Hilary Mantel’s Bring Up The Bodies

Bring Up The BodiesWe are now two books into Hilary Mantel’s trilogy on the life of Thomas Cromwell, with a third scheduled to arrive next year, and if neither the widespread acclaim (including two Booker prizes) nor the robust sales have led you to read them thus far, it’s doubtful what I have to say will sway you.

Bring Up The Bodies begins where 2009’s Wolf Hall left off: Anne Boleyn has supplanted Katherine of Aragon; England is in disfavor with the Pope, whose Catholic Church prohibits divorce; renowned scholar and politician Thomas More has been beheaded, and Thomas Cromwell has risen from the ashes of the disgraced Cardinal Wolsey to become the second most powerful man in England, thanks entirely to his finesse in orchestrating all of the above. But when Henry proves fickle and Anne cannot deliver a male heir, his romantic interest shifts, placing Cromwell in the uncomfortable position of having to work against his own interests: he is duty bound to serve the king, but in replacing Anne Boleyn he would make himself vulnerable to his enemies, many of whom are agitating for Henry to return to the Pope’s good graces. Should that happen, Cromwell would surely be burned as a heretic or hung as a traitor.

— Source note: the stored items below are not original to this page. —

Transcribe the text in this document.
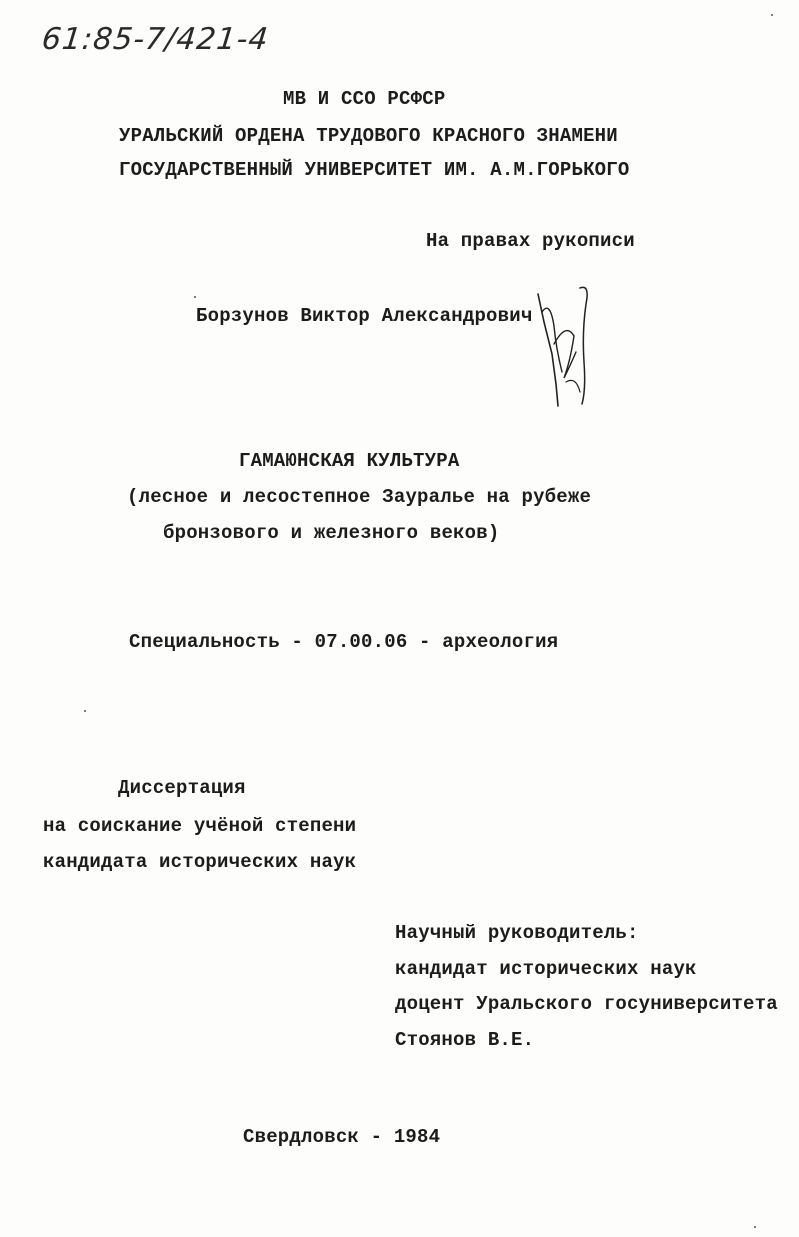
61:85-7/421-4
МВ И ССО РСФСР
УРАЛЬСКИЙ ОРДЕНА ТРУДОВОГО КРАСНОГО ЗНАМЕНИ
ГОСУДАРСТВЕННЫЙ УНИВЕРСИТЕТ ИМ. А.М.ГОРЬКОГО
На правах рукописи
Борзунов Виктор Александрович
ГАМАЮНСКАЯ КУЛЬТУРА
(лесное и лесостепное Зауралье на рубеже
бронзового и железного веков)
Специальность - 07.00.06 - археология
Диссертация
на соискание учёной степени
кандидата исторических наук
Научный руководитель:
кандидат исторических наук
доцент Уральского госуниверситета
Стоянов В.Е.
Свердловск - 1984
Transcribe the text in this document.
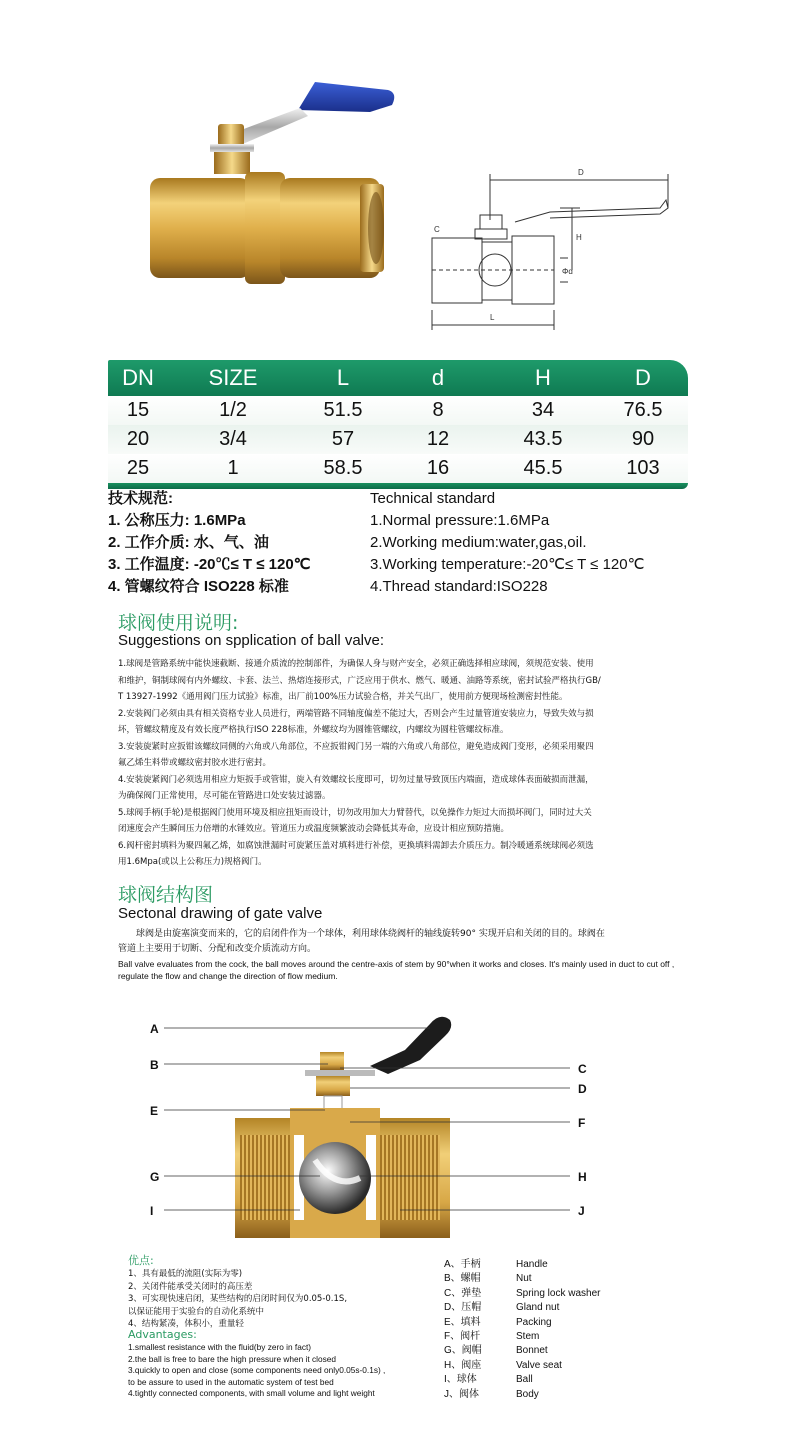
D
H
C
L
Φd
DN	SIZE	L	d	H	D
15	1/2	51.5	8	34	76.5
20	3/4	57	12	43.5	90
25	1	58.5	16	45.5	103
技术规范:
1. 公称压力: 1.6MPa
2. 工作介质: 水、气、油
3. 工作温度: -20℃≤ T ≤ 120℃
4. 管螺纹符合 ISO228 标准
Technical standard
1.Normal pressure:1.6MPa
2.Working medium:water,gas,oil.
3.Working temperature:-20℃≤ T ≤ 120℃
4.Thread standard:ISO228
球阀使用说明:
Suggestions on spplication of ball valve:
1.球阀是管路系统中能快速截断、接通介质流的控制部件，为确保人身与财产安全，必须正确选择相应球阀，须规范安装、使用
和维护，铜制球阀有内外螺纹、卡套、法兰、热熔连接形式，广泛应用于供水、燃气、暖通、油路等系统，密封试验严格执行GB/
T 13927-1992《通用阀门压力试验》标准，出厂前100%压力试验合格，并关气出厂，使用前方便现场检测密封性能。
2.安装阀门必须由具有相关资格专业人员进行，两端管路不同轴度偏差不能过大，否则会产生过量管道安装应力，导致失效与损
坏，管螺纹精度及有效长度严格执行ISO 228标准，外螺纹均为圆锥管螺纹，内螺纹为圆柱管螺纹标准。
3.安装旋紧时应扳钳该螺纹同侧的六角或八角部位，不应扳钳阀门另一端的六角或八角部位，避免造成阀门变形，必须采用聚四
氟乙烯生料带或螺纹密封胶水进行密封。
4.安装旋紧阀门必须选用相应力矩扳手或管钳，旋入有效螺纹长度即可，切勿过量导致顶压内端面，造成球体表面破损而泄漏，
为确保阀门正常使用，尽可能在管路进口处安装过滤器。
5.球阀手柄(手轮)是根据阀门使用环境及相应扭矩而设计，切勿改用加大力臂替代，以免操作力矩过大而损坏阀门，同时过大关
闭速度会产生瞬间压力倍增的水锤效应。管道压力或温度频繁波动会降低其寿命，应设计相应预防措施。
6.阀杆密封填料为聚四氟乙烯，如腐蚀泄漏时可旋紧压盖对填料进行补偿，更换填料需卸去介质压力。制冷暖通系统球阀必须选
用1.6Mpa(或以上公称压力)规格阀门。
球阀结构图
Sectonal drawing of gate valve
球阀是由旋塞演变而来的，它的启闭件作为一个球体，利用球体绕阀杆的轴线旋转90° 实现开启和关闭的目的。球阀在
管道上主要用于切断、分配和改变介质流动方向。
Ball valve evaluates from the cock, the ball moves around the centre-axis of stem by 90°when it works and closes. It's mainly used in duct to cut off ,
regulate the flow and change the direction of flow medium.
A
B
E
G
I
C
D
F
H
J
优点:
1、具有最低的流阻(实际为零)
2、关闭件能承受关闭时的高压差
3、可实现快速启闭，某些结构的启闭时间仅为0.05-0.1S,
以保证能用于实验台的自动化系统中
4、结构紧凑，体积小，重量轻
Advantages:
1.smallest resistance with the fluid(by zero in fact)
2.the ball is free to bare the high pressure when it closed
3.quickly to open and close (some components need only0.05s-0.1s) ,
to be assure to used in the automatic system of test bed
4.tightly connected components, with small volume and light weight
A、手柄	Handle
B、螺帽	Nut
C、弹垫	Spring lock washer
D、压帽	Gland nut
E、填料	Packing
F、阀杆	Stem
G、阀帽	Bonnet
H、阀座	Valve seat
I、球体	Ball
J、阀体	Body
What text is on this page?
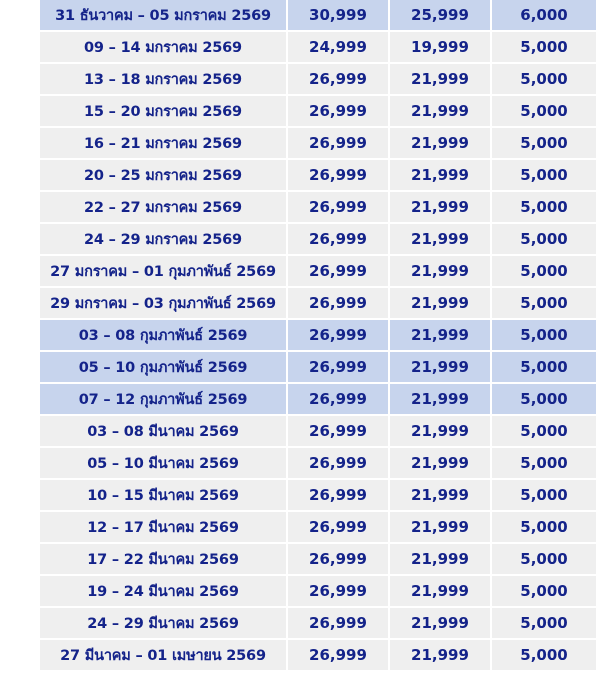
31 ธันวาคม – 05 มกราคม 2569	30,999	25,999	6,000
09 – 14 มกราคม 2569	24,999	19,999	5,000
13 – 18 มกราคม 2569	26,999	21,999	5,000
15 – 20 มกราคม 2569	26,999	21,999	5,000
16 – 21 มกราคม 2569	26,999	21,999	5,000
20 – 25 มกราคม 2569	26,999	21,999	5,000
22 – 27 มกราคม 2569	26,999	21,999	5,000
24 – 29 มกราคม 2569	26,999	21,999	5,000
27 มกราคม – 01 กุมภาพันธ์ 2569	26,999	21,999	5,000
29 มกราคม – 03 กุมภาพันธ์ 2569	26,999	21,999	5,000
03 – 08 กุมภาพันธ์ 2569	26,999	21,999	5,000
05 – 10 กุมภาพันธ์ 2569	26,999	21,999	5,000
07 – 12 กุมภาพันธ์ 2569	26,999	21,999	5,000
03 – 08 มีนาคม 2569	26,999	21,999	5,000
05 – 10 มีนาคม 2569	26,999	21,999	5,000
10 – 15 มีนาคม 2569	26,999	21,999	5,000
12 – 17 มีนาคม 2569	26,999	21,999	5,000
17 – 22 มีนาคม 2569	26,999	21,999	5,000
19 – 24 มีนาคม 2569	26,999	21,999	5,000
24 – 29 มีนาคม 2569	26,999	21,999	5,000
27 มีนาคม – 01 เมษายน 2569	26,999	21,999	5,000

It is to Mantel’s infinite credit that she manages to take a well-known history and imbue it with suspense. She plays the part of historian, storyteller and psychoanalyst, irrevocably altering our perception of Thomas Cromwell and giving us a glimpse of 16th century English life and politics in the process. It defies comprehension, for example, that the affairs of an entire nation could be held hostage to the romantic feuding of the royal family, or that the fecundity of the queen should be a matter of national security, but such were the times, and to have them described by Mantel is to participate fully in their logic.